Just in case you want to do this too.It is turn the transaxle upside down so the axles now rotate in the correct direction.

Turning the whole car upside down will not move you closer to the goal.Probable further away.

'Manuals are here'

Thank you John O.

We will break down and get some manuals.Probably Haynes and Chilton 'all years' first. Then factory.


----------



## NCjeeper (Sep 21, 2019)

In 1981 I had a paper route as a kid. One of the neighborhood houses I peddled by had 3 corvairs in the driveway. They were in various states of repair and the owner was always out there working on one.


----------



## brave_ulysses (Sep 21, 2019)

with some digging, you can probably turn up a crown conversion kit. iirc, the toronado front wheel drive transaxle was used for these

find the local corvair club and develop some contacts there
https://www.corvair.org/chapters/chapter925/index.html

the audi 01e transaxles have been used for similar ventures

good luck!

ps: here is my mom's convertible!


----------



## Bob Korves (Sep 21, 2019)

My first car was a '62 Corvair.  I think I paid $325 for it, used.  That would have been about 1968.  I hate to say it here in a Corvair enthusiast thread, but it was a real POS.  The engine, the body, the handling, everything about it. I do not remember any good things about it beyond that it got me away from my parents, when it was not apart in the garage...  GM had many follies during those times.  Very poor engineering.  After that I had a '64 VW beetle.  It had over 100K miles on it when I got it.  Paid $400 for it.  I drove it for at least a decade, and it was a wonderful car, simple design, easy to fix, cheap parts availability.  A wonderful little car, that defined "simply elegant."  Perfect for a penniless student...


----------



## brave_ulysses (Sep 21, 2019)

kelmark was the other corvair v8 conversion kit

this thread may have some useful info
http://corvaircenter.com/phorum/read.php?1,488963

and a call to clark's may help
http://www.corvair.com/user-cgi/main


----------



## brave_ulysses (Sep 21, 2019)

was never a fan of the early models (except the vans). growing up, my father had a fleet: a couple of convertibles, a couple of hardtops and a van. all had their quirks; but ran reliably if properly maintained


----------



## racecar builder (Sep 21, 2019)

Thank you for all the responses.

We are working on deal to have reverse ring and pinion sets made again.

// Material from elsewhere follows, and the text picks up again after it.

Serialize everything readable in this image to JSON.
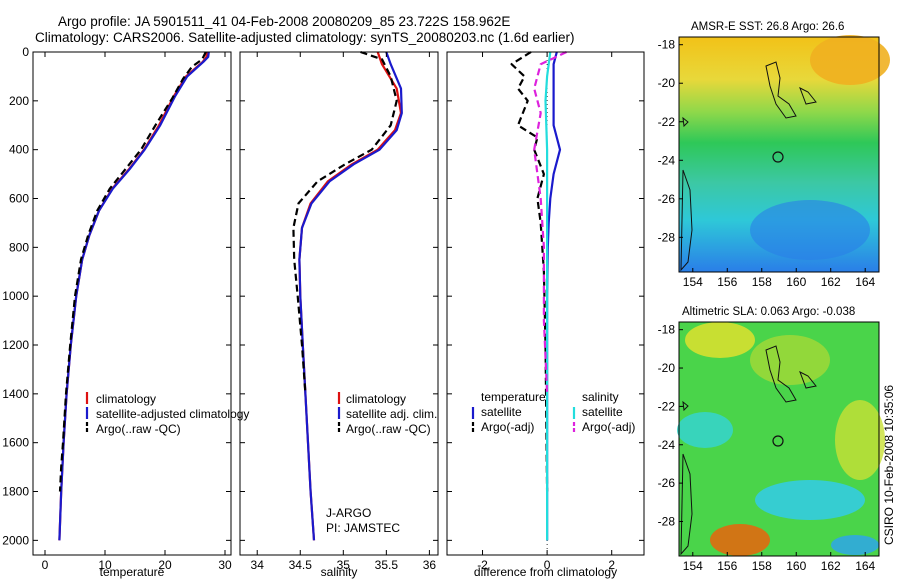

It's definitely doable.Richmond Gear sounds like they can do it.

The rub is they closed up their manufacturing in South Carolina so sets will be made overseas.

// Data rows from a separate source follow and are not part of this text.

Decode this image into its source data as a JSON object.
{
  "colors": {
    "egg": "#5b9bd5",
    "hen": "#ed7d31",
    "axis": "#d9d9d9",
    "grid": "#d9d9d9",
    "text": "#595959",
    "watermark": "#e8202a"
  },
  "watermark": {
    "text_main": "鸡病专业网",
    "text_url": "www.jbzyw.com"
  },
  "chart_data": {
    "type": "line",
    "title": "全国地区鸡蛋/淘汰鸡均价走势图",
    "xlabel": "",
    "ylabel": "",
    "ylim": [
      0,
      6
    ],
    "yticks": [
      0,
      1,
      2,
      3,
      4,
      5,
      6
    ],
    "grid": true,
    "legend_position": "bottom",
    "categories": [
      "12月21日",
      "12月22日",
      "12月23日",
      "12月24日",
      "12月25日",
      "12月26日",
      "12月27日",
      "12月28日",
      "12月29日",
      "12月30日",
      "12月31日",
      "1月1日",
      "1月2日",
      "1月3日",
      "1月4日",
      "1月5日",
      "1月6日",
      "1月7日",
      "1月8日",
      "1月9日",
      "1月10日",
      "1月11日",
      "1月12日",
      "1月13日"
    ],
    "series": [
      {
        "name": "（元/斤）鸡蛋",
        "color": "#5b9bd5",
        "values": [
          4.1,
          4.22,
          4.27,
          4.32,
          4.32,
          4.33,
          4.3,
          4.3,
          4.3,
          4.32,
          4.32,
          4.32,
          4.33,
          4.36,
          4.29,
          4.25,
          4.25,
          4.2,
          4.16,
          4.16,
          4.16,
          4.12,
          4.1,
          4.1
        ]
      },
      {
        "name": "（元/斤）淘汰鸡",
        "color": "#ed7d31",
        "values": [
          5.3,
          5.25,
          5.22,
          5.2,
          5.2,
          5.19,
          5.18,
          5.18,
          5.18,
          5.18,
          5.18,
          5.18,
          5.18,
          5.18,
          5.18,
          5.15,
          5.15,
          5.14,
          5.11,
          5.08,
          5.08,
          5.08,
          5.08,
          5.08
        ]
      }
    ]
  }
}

I think a lot of Corvair enthusiasts would prefer sets that are Made In USA.

We would.

Let's see what happens.There is something funny we've seen about a pinion that has gear on other end.

Don't know if you need set AND this other pinion or what.

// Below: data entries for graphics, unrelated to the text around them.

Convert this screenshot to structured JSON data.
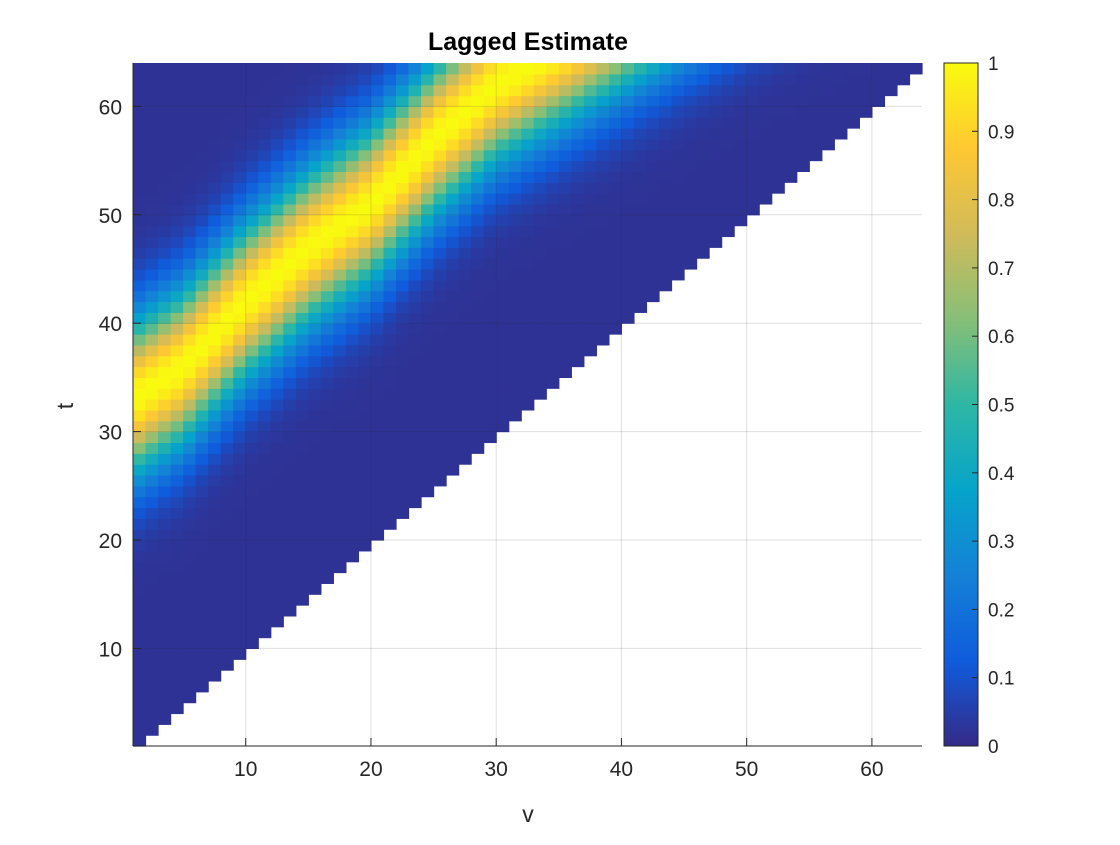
{
  "chart_data": {
    "type": "heatmap",
    "title": "Lagged Estimate",
    "xlabel": "v",
    "ylabel": "t",
    "xlim": [
      1,
      64
    ],
    "ylim": [
      1,
      64
    ],
    "x_ticks": [
      10,
      20,
      30,
      40,
      50,
      60
    ],
    "y_ticks": [
      10,
      20,
      30,
      40,
      50,
      60
    ],
    "grid": true,
    "mask": "cells shown only where t > v (upper-left triangle); lower-right region blank",
    "ridge": {
      "description": "band of maximum value running diagonally",
      "points": [
        {
          "v": 1,
          "t": 33
        },
        {
          "v": 5,
          "t": 36
        },
        {
          "v": 10,
          "t": 42
        },
        {
          "v": 15,
          "t": 47
        },
        {
          "v": 20,
          "t": 51
        },
        {
          "v": 25,
          "t": 57
        },
        {
          "v": 30,
          "t": 62
        },
        {
          "v": 33,
          "t": 64
        }
      ],
      "peak_value": 1.0,
      "approx_halfwidth_in_t": 8
    },
    "background_value": 0.02,
    "colorbar": {
      "min": 0,
      "max": 1,
      "ticks": [
        "0",
        "0.1",
        "0.2",
        "0.3",
        "0.4",
        "0.5",
        "0.6",
        "0.7",
        "0.8",
        "0.9",
        "1"
      ],
      "colormap": "parula",
      "colors": [
        "#352a87",
        "#0f5cdd",
        "#1481d6",
        "#06a4ca",
        "#2eb7a4",
        "#87bf77",
        "#d1bb59",
        "#fec832",
        "#f9fb0e"
      ]
    }
  }
}
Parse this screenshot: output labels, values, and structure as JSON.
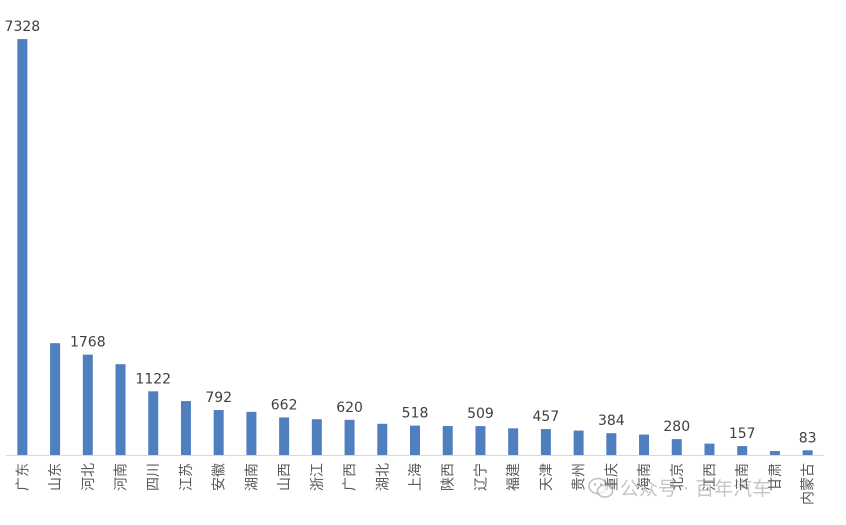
{
  "chart_data": {
    "type": "bar",
    "title": "",
    "xlabel": "",
    "ylabel": "",
    "ylim": [
      0,
      7400
    ],
    "grid": false,
    "bar_color": "#4f7fbf",
    "categories": [
      "广东",
      "山东",
      "河北",
      "河南",
      "四川",
      "江苏",
      "安徽",
      "湖南",
      "山西",
      "浙江",
      "广西",
      "湖北",
      "上海",
      "陕西",
      "辽宁",
      "福建",
      "天津",
      "贵州",
      "重庆",
      "海南",
      "北京",
      "江西",
      "云南",
      "甘肃",
      "内蒙古"
    ],
    "values": [
      7328,
      1970,
      1768,
      1600,
      1122,
      950,
      792,
      760,
      662,
      630,
      620,
      550,
      518,
      510,
      509,
      470,
      457,
      430,
      384,
      360,
      280,
      200,
      157,
      70,
      83
    ],
    "data_labels": {
      "0": "7328",
      "2": "1768",
      "4": "1122",
      "6": "792",
      "8": "662",
      "10": "620",
      "12": "518",
      "14": "509",
      "16": "457",
      "18": "384",
      "20": "280",
      "22": "157",
      "24": "83"
    }
  },
  "watermark": {
    "text": "公众号 · 百年汽车",
    "icon": "wechat-icon"
  }
}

Be good idea to find out before having sets made. Don't want to assume the one set of ring and pinion is all you need.

Hope so though.


----------



## Bob Korves (Sep 21, 2019)

duplicate post


----------



## DAT510 (Oct 5, 2019)

Back when I was in college, I wrenched for a classmate who ran a small business repairing/maintaining/building Corvairs in San Diego.  I remember there was Mid-engine tube frame project I helped work on.  I remember talking to him about the how the Mid-engine conversion was done.  He said there was a Kit available that allowed one to reverse the corvair engine rotation with a new cam and distributor drive gear set. 

If these kits are still available, it might be easier than going the full custom route.


----------



## racecar builder (Oct 5, 2019)

Thanks.

'reverse the corvair engine rotation with a new cam and distributor drive gear set.'

Yes.That is a halfway decent way to do it.

Distributor can be converted with parts.Best to look for a used camshaft.Some of the prices on new are pretty far out there.

Have heard something about turning pistons 180 on rods.Thrust side or something like that.

I would change main and rod bearings.Same thing.How they are used to being 'thrust' or thrown.

Starter needs to be modified too.Guy on Corvair forum has the Bendix drives that throw out when spun the other way.

I am going reversing gearbox at each wheel route because they are stone simple.

The whole process is understandable and doable by average garage mechanic.

It is probably best if you are building a clean sheet car though.Like a dune buggy or some kind of race car.

Axles get moved a couple inches fore or aft.Not so hot for a factory Corvair.


----------



## john.k (Oct 5, 2019)

The old VW commercials had that system,but to raise ground clearance.Another way to do it is with planetary gearing in the hubs,.Opposite rotation starters are common as many motors have the starter out the back of the housing......with bigger Delco starters ,opposite rotation parts are standard.


----------